En juillet 1989, après identification de la femme de la victime, Christer Pettersson est le premier à être reconnu coupable de l'assassinat. Mais quelques mois plus tard, il est finalement relaxé en appel pour manque de preuves. S'ensuit une enquête criminelle à dimension planétaire ; l'audition de plusieurs milliers de témoins, la rédaction de procès verbaux à ne plus savoir quoi en faire et même l'arrestation de nombreux suspects. Les fausses pistes se multiplient, les soupçons également : d'un commerçant voisin de la scène du crime à la guérilla kurde du PKK en passant par les service secrets sud-africains. Rien n'y fait, le mystère ne sera jamais véritablement résolu.

"C'est la première fois dans l’histoire, je crois, qu’un chef d’État est assassiné sans qu’on ait la moindre idée de l’identité de son assassin." Ces propos de l'écrivain suédois Stieg Larsson, auteur de la trilogie à succès Millenium et qui avait lui-même enquêté sur la mort d'Olof Palme, restent, aujourd'hui encore, particulièrement d'actualité.

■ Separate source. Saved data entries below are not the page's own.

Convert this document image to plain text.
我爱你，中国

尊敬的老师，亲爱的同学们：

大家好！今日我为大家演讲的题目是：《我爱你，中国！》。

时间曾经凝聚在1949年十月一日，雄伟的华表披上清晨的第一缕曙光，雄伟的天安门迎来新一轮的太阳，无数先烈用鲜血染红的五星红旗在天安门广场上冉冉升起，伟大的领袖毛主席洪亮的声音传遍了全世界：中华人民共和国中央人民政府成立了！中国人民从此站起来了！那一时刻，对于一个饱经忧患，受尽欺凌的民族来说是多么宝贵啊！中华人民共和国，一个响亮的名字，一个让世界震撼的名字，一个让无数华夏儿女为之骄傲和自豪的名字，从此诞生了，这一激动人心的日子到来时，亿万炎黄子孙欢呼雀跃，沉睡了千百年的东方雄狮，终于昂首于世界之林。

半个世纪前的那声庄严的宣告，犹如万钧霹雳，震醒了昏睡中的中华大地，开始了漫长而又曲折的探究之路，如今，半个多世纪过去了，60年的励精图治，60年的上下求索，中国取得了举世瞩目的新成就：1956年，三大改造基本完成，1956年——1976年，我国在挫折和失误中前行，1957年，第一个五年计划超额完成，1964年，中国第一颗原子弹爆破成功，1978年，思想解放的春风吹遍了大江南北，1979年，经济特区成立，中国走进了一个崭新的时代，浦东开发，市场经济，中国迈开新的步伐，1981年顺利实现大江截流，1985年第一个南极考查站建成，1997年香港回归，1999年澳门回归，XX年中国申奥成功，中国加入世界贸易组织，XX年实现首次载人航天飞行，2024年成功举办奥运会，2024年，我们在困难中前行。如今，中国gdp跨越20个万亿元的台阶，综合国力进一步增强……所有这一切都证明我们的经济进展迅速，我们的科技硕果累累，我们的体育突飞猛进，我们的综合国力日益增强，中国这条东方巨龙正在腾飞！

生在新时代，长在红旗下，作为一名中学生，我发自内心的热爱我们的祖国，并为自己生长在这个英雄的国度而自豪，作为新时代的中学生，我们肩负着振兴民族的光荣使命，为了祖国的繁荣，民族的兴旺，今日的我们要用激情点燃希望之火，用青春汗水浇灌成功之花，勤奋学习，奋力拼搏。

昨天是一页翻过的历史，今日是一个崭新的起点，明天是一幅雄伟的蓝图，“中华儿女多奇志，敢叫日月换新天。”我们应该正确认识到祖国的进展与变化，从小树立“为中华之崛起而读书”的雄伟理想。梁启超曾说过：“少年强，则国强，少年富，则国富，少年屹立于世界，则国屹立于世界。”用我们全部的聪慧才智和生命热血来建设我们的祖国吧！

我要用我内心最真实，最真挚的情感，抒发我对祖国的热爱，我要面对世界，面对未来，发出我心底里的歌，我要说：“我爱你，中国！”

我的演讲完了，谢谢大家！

Olof Palme, un leader charismatique

Portrait de Olof Palme quelques heures avant sa mort le 28 février 1986 à Stockholm.
Portrait de Olof Palme quelques heures avant sa mort le 28 février 1986 à Stockholm. - JOHN WAHLBARJ / SCANPIX SWEDEN / AFP

Il est impossible d'évoquer son assassinat sans évoquer plus avant le personnage emblématique qu'était Olof Palme. Né le 30 janvier 1927, il étudie aux Etats-Unis puis en Suède. Rejoignant les rangs du parti social-démocrate, il intègre rapidement l'équipe du Premier ministre de l'époque, Tage Erlander. Originaire de la haute bourgeoisie stockholmoise, il est élu au parlement dès 1956 puis siège tour à tour dans de nombreux ministères. Il engage notamment des réformes de l'éducation nationale importantes comme la généralisation des prêts pour étudiants. 

En 1969, il devient leader du Parti social-démocrate et est nommé Premier ministre, une fonction qu'il occupera une première fois pendant sept ans. Socialiste convaincu, l'homme aux yeux bleu-gris perçants, a jeté les bases de l'égalité des sexes en Suède. Il a aussi épousé de nombreux combats à commencer par ceux contre l'arme atomique, le colonialisme, la guerre du Vietnam et l'apartheid en Afrique du Sud, lui faisant acquérir une véritable stature internationale. S'il est remplacé comme chef du gouvernement en 1976, il recouvre sa fonction en 1982 et l'exerce toujours au moment de sa mort en 1986, à l'âge de 59 ans. Sa femme, survivante de la fusillade, s'est, elle, éteinte en 2018. Sans l'apparition de nouveaux éléments, la lumière ne sera donc jamais faite sur l'assassin de cet homme d'Etat charismatique.